NewYorkology - “Marin Ireland’s Steph is the girlfriend he doesn’t mean to mortally offend, and her nuanced performance is both funny and touching. She does an admirable job of making the least realistic character a nuanced person you grow to like.”

Associated Press - “The complicated, often explosive relationships between men and women are a source of eternal, often contrary fascination for Neil LaBute, and they have been superbly realized in “reasons to be pretty,” his most compassionate, appealing work to date.”

Bloomberg - “The dialogue couldn’t be snappier and psychologically more astute, as partings prove as fraught as pairings, with the bitterest resentment harboring nostalgic yearnings for reconciliation. “

Time Out - “LaBute takes the old saw that beauty is in the eye of the beholder, and gives it new teeth.”

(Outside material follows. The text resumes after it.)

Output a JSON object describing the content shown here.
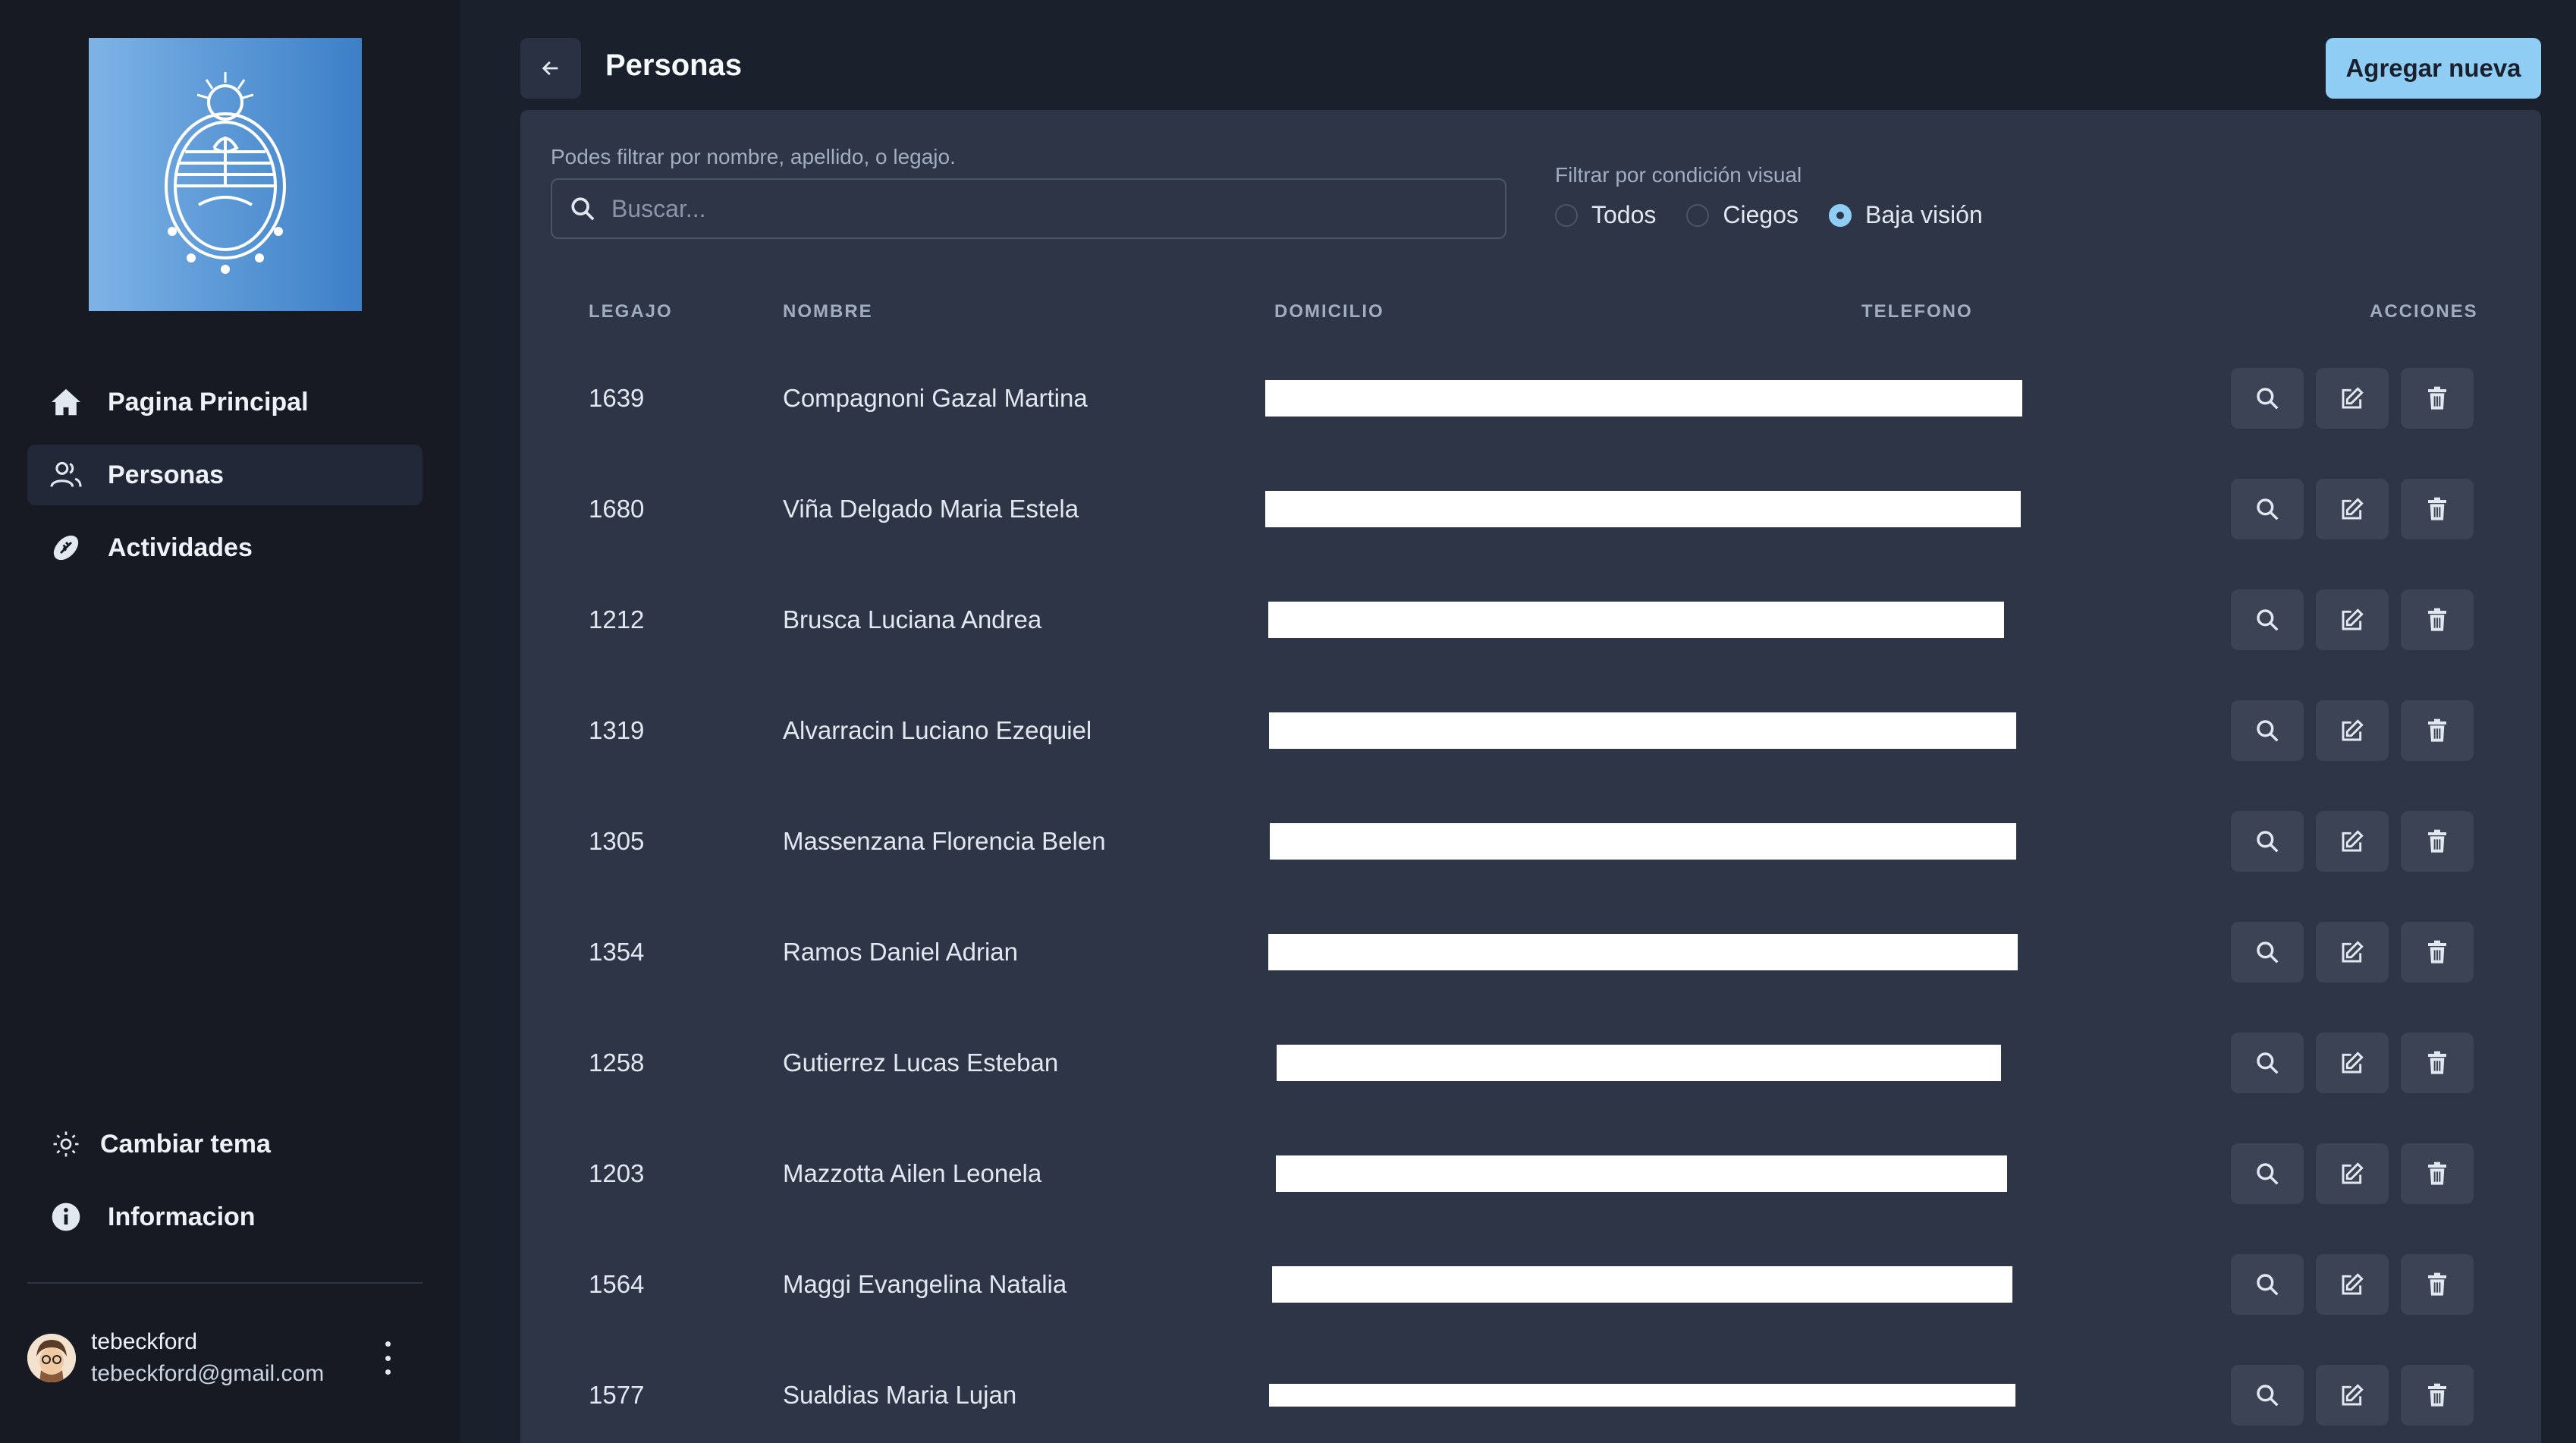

amNewYork - “When the play premiered Off-Broadway last summer, every character delivered at least one confessional monologue to the audience. Now that the monologues have been scrapped, the play moves faster, but the supporting characters now feel far less complex and interesting.”

New Yorker - “The women in Kent’s life get turned on by their own moral superiority as much as they do by his slablike fingers slapping their fannies. He’s a cuter Andrew Dice Clay, and, the night I attended the show, women laughed as uproariously at his sexism as they did at Steph’s cluelessness. It’s as if LaBute’s—by now canned and adolescent—“transgressive” point of view were what audiences needed in order to feel anarchic, to shed the boring safety of their lives.”